Masa-masa itu ada di sini...Hidup Q yang berwarna ada di sini...Terima Kasih, Teman...

Me...

Memory...

Senin, 22 November 2010

Burung-burung Kertas Part 1

Kamar Rumah Sakit, 12 November
            Hidupku mulai dihitung mundur. Kata dokter aku terkena leukemia. Kanker darah yang tak pernah aku ketahui dan sekarang sudah stadium empat. Aku nggak pernah menyangka kalau hidupku di dunia ini bakalan berakhir sebentar lagi. Aku nggak tau kapan dan dokter bisa saja menerka-nerka. Mudah-mudahan aku punya sedikit waktu lagi untuk melakukan yang belum pernah kulakukan. Ada begitu banyak hal-hal yang sudah aku ajukan dalam proposal hidupku untuk Tuhan, namun nampaknya Ia hanya menerima sebagian saja. Tuhan mungkin sayang banget ama aku. Sampai-sampai Dia cepat-cepat ingin bertemu langsung denganku, walaupun konsekuensinya aku harus rela ninggalin semuanya di sini. Mama, Papa dan sahabatku Bian. Dan aku belum ngasih tau Bian tentang sakitku ini. Aku nggak mau dia jadi kasihan sama aku.
            Dan aku terus-terusan mimisan. Sepertinya hidung ini senang mengeluarkan darah. Aku benci menelan semua obat-obatan yang sebesar kelereng ini. Udah obatnya besar, banyak lagi. Benar-benar nggak enak. Disini sepi, sepi banget. Aku kangen rumah.
***
” Pelangi, ayo buat burung-burung kertas yang ini. Bagus kayaknya.”. Bian mengacung-acungkan majalah yang dibacanya di depan mataku.
”Buat apaan sih buat gituan?. Cape tau.” Kataku sambil membaringkan badan di tempat tidurku yang nyaman.
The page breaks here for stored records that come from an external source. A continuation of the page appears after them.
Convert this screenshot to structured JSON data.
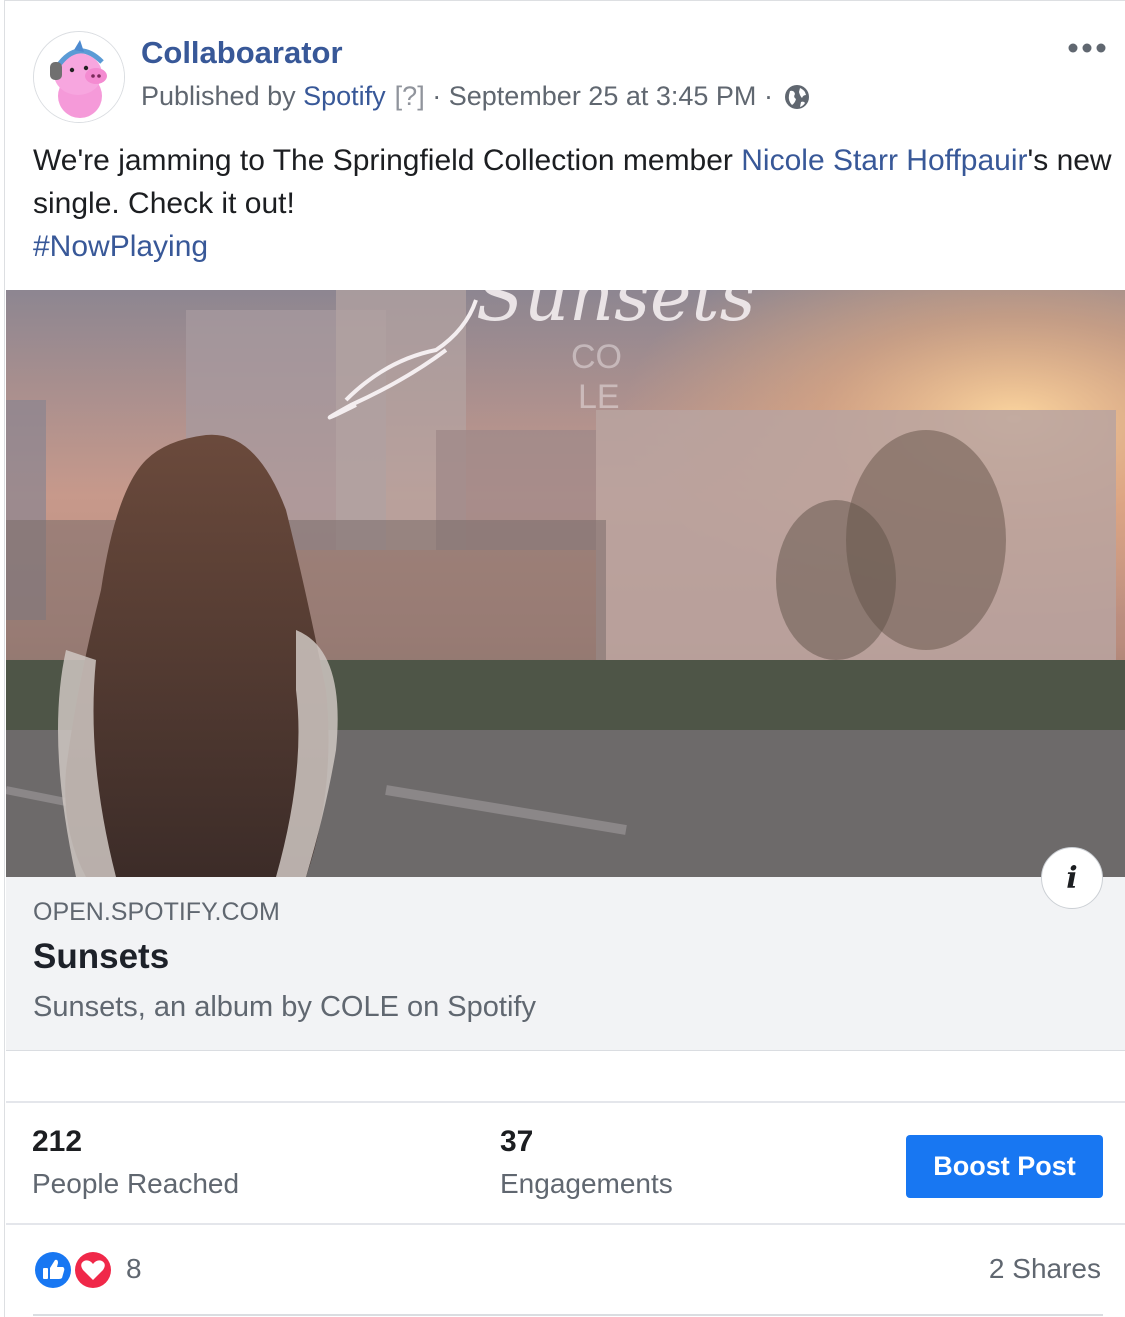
{
  "post": {
    "page_name": "Collaboarator",
    "meta": {
      "published_by_label": "Published by",
      "publisher": "Spotify",
      "help_marker": "[?]",
      "separator": "·",
      "timestamp": "September 25 at 3:45 PM",
      "audience_icon": "globe-icon"
    },
    "more_icon": "more-options-icon",
    "text": {
      "part1": "We're jamming to The Springfield Collection member ",
      "mention": "Nicole Starr Hoffpauir",
      "part2": "'s new single. Check it out!",
      "hashtag": "#NowPlaying"
    }
  },
  "link_preview": {
    "image_lettering": "Sunsets",
    "image_artist_lettering": "COLE",
    "domain": "OPEN.SPOTIFY.COM",
    "title": "Sunsets",
    "description": "Sunsets, an album by COLE on Spotify",
    "info_icon_glyph": "i"
  },
  "insights": {
    "people_reached_value": "212",
    "people_reached_label": "People Reached",
    "engagements_value": "37",
    "engagements_label": "Engagements",
    "boost_label": "Boost Post"
  },
  "footer": {
    "reaction_icons": [
      "like-icon",
      "love-icon"
    ],
    "reaction_count": "8",
    "shares": "2 Shares"
  },
  "colors": {
    "link": "#385898",
    "boost": "#1877f2",
    "secondary_text": "#606770"
  }
}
Pusing di kepalaku kumat lagi.
”Menurut artikel ini, dengan membuat seribu burung-burung kertas ini, permintaan kita akan terkabul. Kamu nggak ada permintaan” tanya Bian berusaha membujukku.
”Apa iya?. Semuanya?. Bahkan permintaan untuk memperpanjang hidup juga bisa dikabulkan?”
”Panjang umur maksudmu?. Mungkin juga.”
”Serius bisa?”
”Nggak tau, Pelangi. Artikel ini hanya bilang kalau kita bisa ngebuat burung-burung kertas itu sampai seribu, permintaan kita bisa terkabul. Itu juga menurut kepercayaan orang-orang Jepang. Kenapa sih?. Kok tiba-tiba antusias banget. Memangnya kau mau minta apa?” tanya Bian penuh selidik.
”Waktu” jawabku singkat. Aku mengalihkan pandanganku ke luar jendela. Rintik-rintik hujan mulai jatuh mencium bumi.
”Waktu?. Aku nggak ngerti. Kau mau minta waktu. Seperti orang mau mati saja” jawab Bian sambil mengusap-usap kepalaku. Aku memandang sahabatku ini sejenak. Aku memang butuh waktu, Bian. Sangat membutuhkannya, karena waktu yang kupunya sebentar lagi akan habis dan aku tidak bisa melihatmu lagi.
”Eh, kenapa jadi murung?. Wah, hujan. Seru nih. Main hujan yuk.” Katanya sambil menarik tanganku keluar.
            Aku tau, aku tak boleh main hujan. Kesehatanku bisa ambruk dan bisa fatal. Tapi aku ingin. Waktuku yang hanya tinggal sebentar lagi dan aku ingin melakukan hal-hal yang bisa membuatku paling tidak dapat tersenyum dan tidak memikirkan kapan waktuku habis. Mungkin sebentar lagi aku sudak tidak bisa menikmati tetes air hujan ini, berteriak-teriak kegirangan layaknya anak-anak lain yang masih sehat. Suatu saat nanti aku hanya bisa memandang dari atas sana,  memperhatikan Bian dan teman-temannya bermain air seperti saat ini. aku akan sangat merindukan saat-saat seperti ini.